Snowden documents may be considered the tipping point when the apprehensions about omnipresent government surveillance turned into confirmation. Systems where public cameras scan the faces of people walking the streets or webcams secretly recording every activity of their owner, which once where thought to exist only in movies, were confirmed to be operating in real-world. Why else do you think laptops and webcams these days come with a physical shutter?
The problem, however, goes deeper. Though such systems exist, they aren’t as efficient as they are portrayed in movies. After all, people generally don’t give perfect facial shots to cameras while walking down the street for facial recognition to do its wonders. But maybe it doesn’t have to. Maybe they have found a new means to their end- the smart home speakers like Echo and Google Home.
Voice recognition works much better than facial recognition for surveillance purposes. After all, people are generally aware of cameras and even putting on a cap can potentially throw-off the system. These speakers, however, remain quietly seated without hardly being noticed and after all, how long can a person remain without speaking? The point being, if instead of facial recognition, government agencies had tools to harness voice recognition, it would be much easier for data collection and profiling without putting off many alarms.
Second, it has been found that such voice-recognition systems do exist with NSA and it has been using them since as early as 2004, even before these smart speakers came into existence. No, we aren’t saying that NSA listens to everything you say like in Alexa or Google Assistant but just pointing out that they can if they want to.

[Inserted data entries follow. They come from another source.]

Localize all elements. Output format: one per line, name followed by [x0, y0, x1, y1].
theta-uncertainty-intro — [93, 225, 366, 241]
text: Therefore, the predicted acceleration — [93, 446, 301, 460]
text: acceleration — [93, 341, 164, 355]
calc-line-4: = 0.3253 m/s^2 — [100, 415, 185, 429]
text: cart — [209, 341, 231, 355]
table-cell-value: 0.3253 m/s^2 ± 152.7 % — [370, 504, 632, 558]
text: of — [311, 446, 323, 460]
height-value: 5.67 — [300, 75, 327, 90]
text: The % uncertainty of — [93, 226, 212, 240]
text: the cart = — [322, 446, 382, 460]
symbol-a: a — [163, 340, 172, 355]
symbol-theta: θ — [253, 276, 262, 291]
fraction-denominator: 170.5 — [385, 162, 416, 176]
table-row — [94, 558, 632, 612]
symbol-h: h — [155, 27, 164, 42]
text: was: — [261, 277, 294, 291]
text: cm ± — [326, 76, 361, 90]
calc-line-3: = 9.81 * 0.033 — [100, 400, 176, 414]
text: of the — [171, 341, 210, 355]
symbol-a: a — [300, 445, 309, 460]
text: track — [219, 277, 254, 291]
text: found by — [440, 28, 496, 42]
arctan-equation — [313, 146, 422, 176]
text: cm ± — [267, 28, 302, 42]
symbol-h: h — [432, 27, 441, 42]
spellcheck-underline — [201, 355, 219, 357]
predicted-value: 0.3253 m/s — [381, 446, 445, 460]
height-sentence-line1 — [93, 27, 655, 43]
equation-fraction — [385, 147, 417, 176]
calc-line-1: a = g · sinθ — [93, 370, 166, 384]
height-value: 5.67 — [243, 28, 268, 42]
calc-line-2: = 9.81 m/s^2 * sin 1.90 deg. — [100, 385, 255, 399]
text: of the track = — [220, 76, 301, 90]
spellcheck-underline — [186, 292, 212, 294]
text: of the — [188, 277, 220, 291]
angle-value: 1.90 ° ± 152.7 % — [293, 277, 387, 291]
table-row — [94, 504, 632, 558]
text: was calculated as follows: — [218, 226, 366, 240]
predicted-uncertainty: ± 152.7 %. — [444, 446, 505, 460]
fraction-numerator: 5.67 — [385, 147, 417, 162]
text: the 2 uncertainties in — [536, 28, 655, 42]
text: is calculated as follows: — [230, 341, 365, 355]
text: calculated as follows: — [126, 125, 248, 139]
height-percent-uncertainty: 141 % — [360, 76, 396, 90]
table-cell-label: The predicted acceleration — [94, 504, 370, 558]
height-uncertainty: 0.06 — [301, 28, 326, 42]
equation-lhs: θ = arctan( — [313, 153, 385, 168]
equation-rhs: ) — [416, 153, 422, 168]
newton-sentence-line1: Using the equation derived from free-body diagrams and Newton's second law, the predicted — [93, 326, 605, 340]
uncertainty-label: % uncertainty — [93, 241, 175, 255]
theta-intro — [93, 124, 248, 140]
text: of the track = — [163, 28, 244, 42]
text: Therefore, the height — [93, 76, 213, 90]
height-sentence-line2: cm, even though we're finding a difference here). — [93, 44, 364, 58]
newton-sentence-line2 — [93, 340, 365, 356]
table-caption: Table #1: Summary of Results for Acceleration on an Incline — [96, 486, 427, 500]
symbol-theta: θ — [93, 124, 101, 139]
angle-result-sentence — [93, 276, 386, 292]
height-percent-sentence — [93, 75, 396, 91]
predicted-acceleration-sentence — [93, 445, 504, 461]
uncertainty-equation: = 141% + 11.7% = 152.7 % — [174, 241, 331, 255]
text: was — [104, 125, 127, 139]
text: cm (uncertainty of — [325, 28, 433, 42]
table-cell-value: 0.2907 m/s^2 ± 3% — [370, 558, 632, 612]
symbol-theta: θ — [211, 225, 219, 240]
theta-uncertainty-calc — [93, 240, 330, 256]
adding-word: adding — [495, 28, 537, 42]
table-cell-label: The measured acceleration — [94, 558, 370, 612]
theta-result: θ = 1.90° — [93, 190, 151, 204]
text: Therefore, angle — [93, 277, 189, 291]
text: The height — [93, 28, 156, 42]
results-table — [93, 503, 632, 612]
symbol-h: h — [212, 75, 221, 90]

Voice RT, as the system is called, can potentially intercept the vast amount of audio data these devices send on the cloud and profile individuals based on that. But didn’t we say NSA has been doing such interceptions for a very long time? So why this fuss now? Because the target initially used to be keywords like “terrorism” or “child pornography” but now has shifted to the voice of each individual.
Let’s face it, government agencies already can access your data by serving a court order to these companies and you wouldn’t even know because they are bound not to disclose it. And that seems perfectly fine because all they would get are the official commands you gave to the speaker as they start recording only after hearing the wake-word (okay, Google. hey, Alexa). Perhaps the only good news here is that security researchers till now have found no way to trigger those speakers without the wake-word, at least not remotely. But then, maybe those agencies don’t need to.

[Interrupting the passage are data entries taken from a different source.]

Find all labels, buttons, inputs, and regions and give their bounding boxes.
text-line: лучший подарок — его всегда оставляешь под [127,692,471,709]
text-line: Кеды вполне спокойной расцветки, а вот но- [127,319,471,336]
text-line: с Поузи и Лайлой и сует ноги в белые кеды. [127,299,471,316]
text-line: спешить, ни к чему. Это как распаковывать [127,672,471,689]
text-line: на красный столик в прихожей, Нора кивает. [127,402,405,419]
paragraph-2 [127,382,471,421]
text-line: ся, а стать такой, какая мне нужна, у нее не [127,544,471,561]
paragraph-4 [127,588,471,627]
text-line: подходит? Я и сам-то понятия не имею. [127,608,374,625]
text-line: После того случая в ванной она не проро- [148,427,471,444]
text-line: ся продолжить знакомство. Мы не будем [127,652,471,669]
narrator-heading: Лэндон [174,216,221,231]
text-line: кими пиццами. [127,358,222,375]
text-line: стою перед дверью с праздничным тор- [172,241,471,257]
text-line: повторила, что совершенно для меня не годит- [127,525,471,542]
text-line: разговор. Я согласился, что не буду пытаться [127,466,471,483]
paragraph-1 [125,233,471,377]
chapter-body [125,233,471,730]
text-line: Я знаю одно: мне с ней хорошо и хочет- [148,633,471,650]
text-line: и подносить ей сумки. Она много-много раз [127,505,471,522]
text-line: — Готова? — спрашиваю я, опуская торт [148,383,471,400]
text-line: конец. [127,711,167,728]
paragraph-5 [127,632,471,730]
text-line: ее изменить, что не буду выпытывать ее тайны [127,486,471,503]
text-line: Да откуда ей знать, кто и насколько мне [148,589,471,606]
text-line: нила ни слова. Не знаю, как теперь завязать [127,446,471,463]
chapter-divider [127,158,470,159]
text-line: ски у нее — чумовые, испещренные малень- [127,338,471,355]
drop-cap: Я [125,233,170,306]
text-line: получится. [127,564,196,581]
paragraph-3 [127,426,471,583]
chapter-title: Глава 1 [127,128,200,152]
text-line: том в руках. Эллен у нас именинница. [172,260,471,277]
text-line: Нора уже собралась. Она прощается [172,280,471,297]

If they can get their hands on all your voice commands, they would have enough samples for profiling. What makes the matter worse is that both Google and Amazon keep all the user commands tied to identities, unlike Apple that creates an anonymous identifier to protect against such surveillance.

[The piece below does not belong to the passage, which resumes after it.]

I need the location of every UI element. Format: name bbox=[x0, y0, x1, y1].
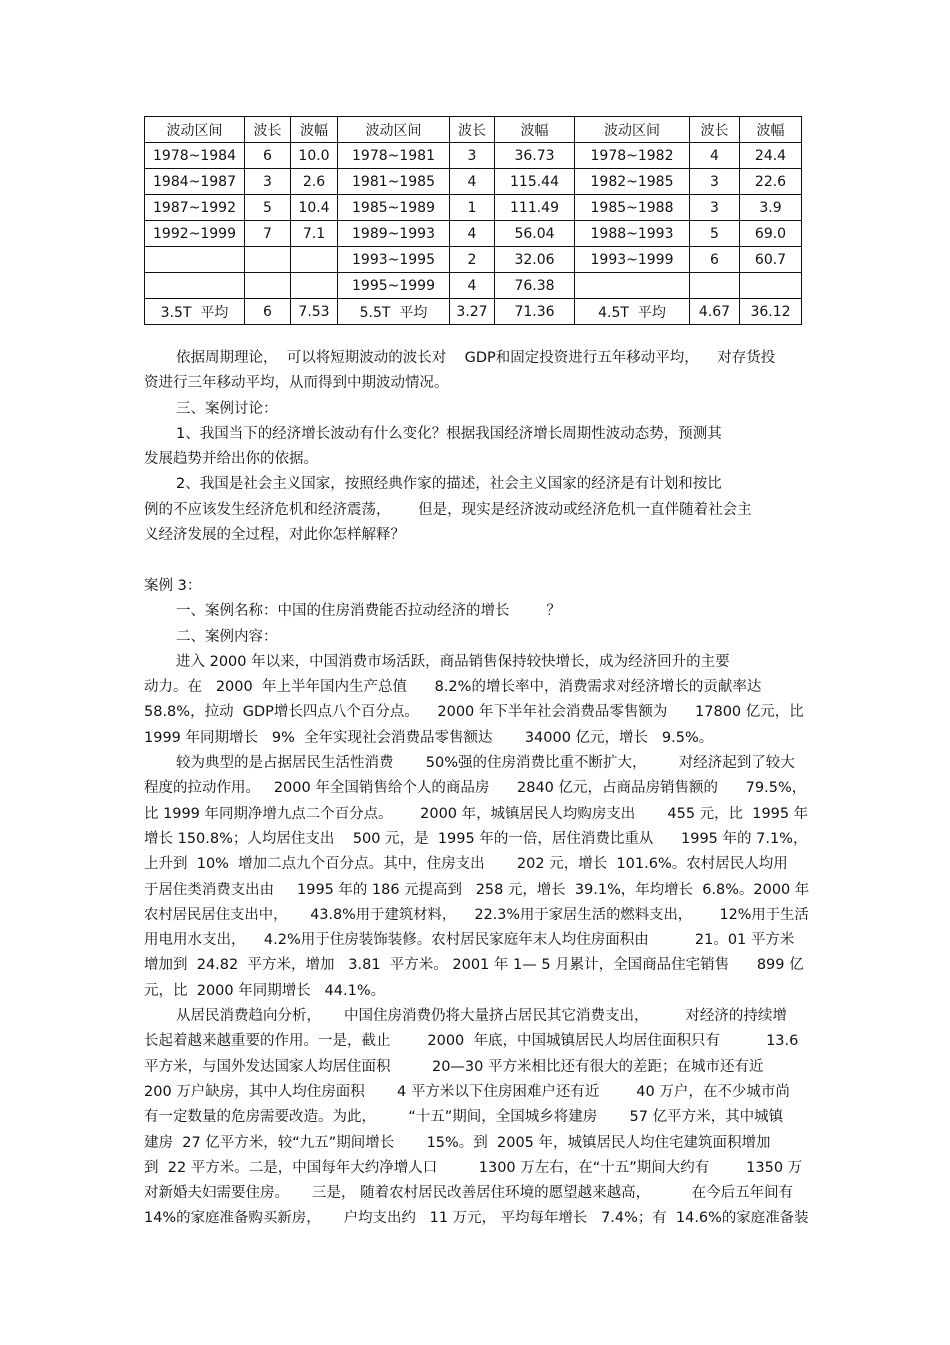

Plus, they also have no reason to store raw audio clips other than to improve their own algorithms. They could either simply use speech-to-text conversion to store transcripts or even perform such conversions on-device to keep themselves out of the loop. But then, they were just trying to create useful assistants that learned along the way and were never imagined to turn out to be such fantastic surveillance tools that they would need to protect. So, what next?
We don’t know for sure. Nobody does.